Born in Comiso, province of Ragusa, 23 October 1915.
He attended the Istituto d'Atre in Urbino, where he studied engraving techniques, before moving to Milan in 1936. Although from a very young age he felt that his greatest vocation was painting, he achieved his first successes as a writer, with the novel entitled "Vita gioconda", written during the Second World War and published in 1943. Three years later his first personal exhibitions took place in Milan, where he presented himself under the pseudonym of a non-existent Spanish painter.
But in 1952 he presents with his real name a new exhibition, where this time it comes out with a more defined and refined artistic personality, exposing works that have a more representative style. Although it is a traditional plant painting, which still presents compositional solutions from the masters of the Avant-garde, it is nevertheless unique for the explicit visionary look of surrealist inspiration.
In 1950 Fiume was present at the Venice Biennale with the Trittico Isole di statue, a pictorial theme on which he would return more often in the following years, applying the formal rigour of the Italian Renaissance and that mystical classicism typical of De Chirico’s Metaphysics. This predisposition for the volumes represented in monumental forms finds maximum expression and completeness in the activity of scenographer: for some years he is engaged with the Teatro alla Scala in Milan, with the Covent Garden in London, the Opera of Rome and the Teatro Massimo in Palermo. In 1960, in continuity with this work of set designer, he exhibited at Milano Palco, a large-scale composition on the theme of opera.
While in 1967 he was commissioned to decorate the mosaic apse of the new basilica of Nazareth, which is followed by other works of great layout, such as frescoes and wall paintings. Salvatore Fiume’s talent and versatility are also expressed as an illustrator for several literary works, writer, poet and playwright, so much so that in 1988 he received an honorary degree in Modern Letters from the University of Palermo.

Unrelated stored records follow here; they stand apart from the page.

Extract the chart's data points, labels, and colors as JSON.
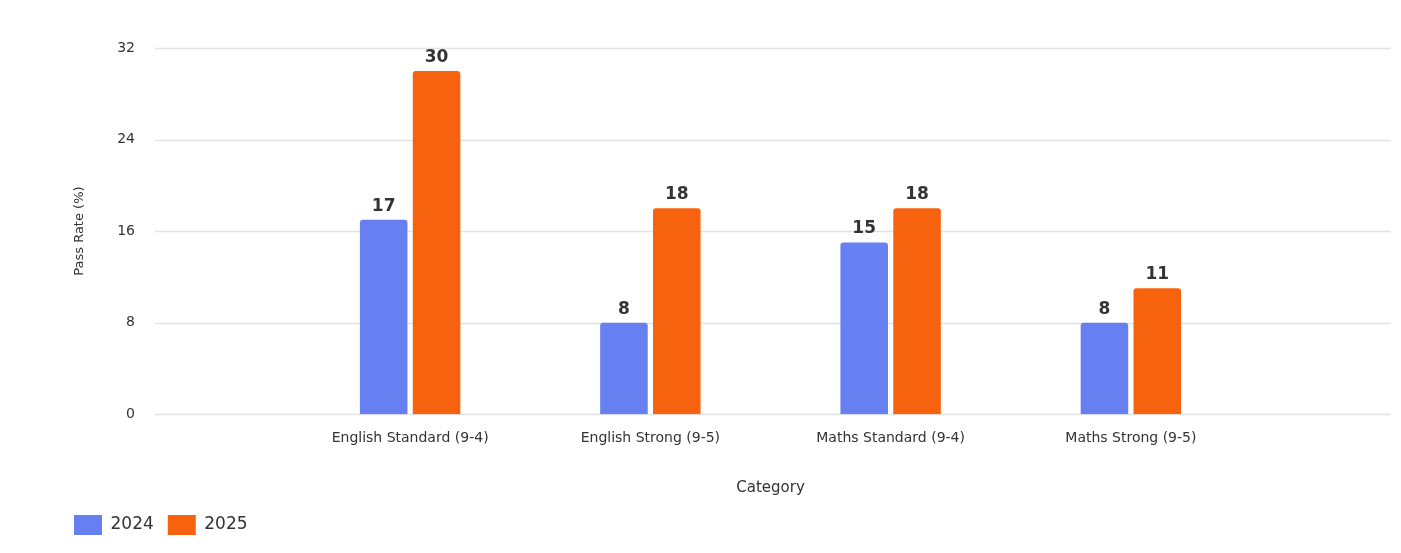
{
  "chart_data": {
    "type": "bar",
    "xlabel": "Category",
    "ylabel": "Pass Rate (%)",
    "categories": [
      "English Standard (9-4)",
      "English Strong (9-5)",
      "Maths Standard (9-4)",
      "Maths Strong (9-5)"
    ],
    "series": [
      {
        "name": "2024",
        "color": "#6680f2",
        "values": [
          17,
          8,
          15,
          8
        ]
      },
      {
        "name": "2025",
        "color": "#f7620f",
        "values": [
          30,
          18,
          18,
          11
        ]
      }
    ],
    "ylim": [
      0,
      32
    ],
    "yticks": [
      0,
      8,
      16,
      24,
      32
    ],
    "grid": "y",
    "legend": "bottom left",
    "data_labels": true
  }
}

A versatility that he applies especially when he dedicates himself to sculpture since 1994, using the most different materials, from resin to wicker, from ceramics to bronze, up to the most traditional marble. Examples are the bronze statue for the European Parliament in Strasbourg, the stone groups of the San Raffaele hospitals in Milan and Rome.
In 1995 the Centro Allende in La Spezia dedicated him an exhibition of outdoor sculptures. He died two years later in Canzo, in the province of Como.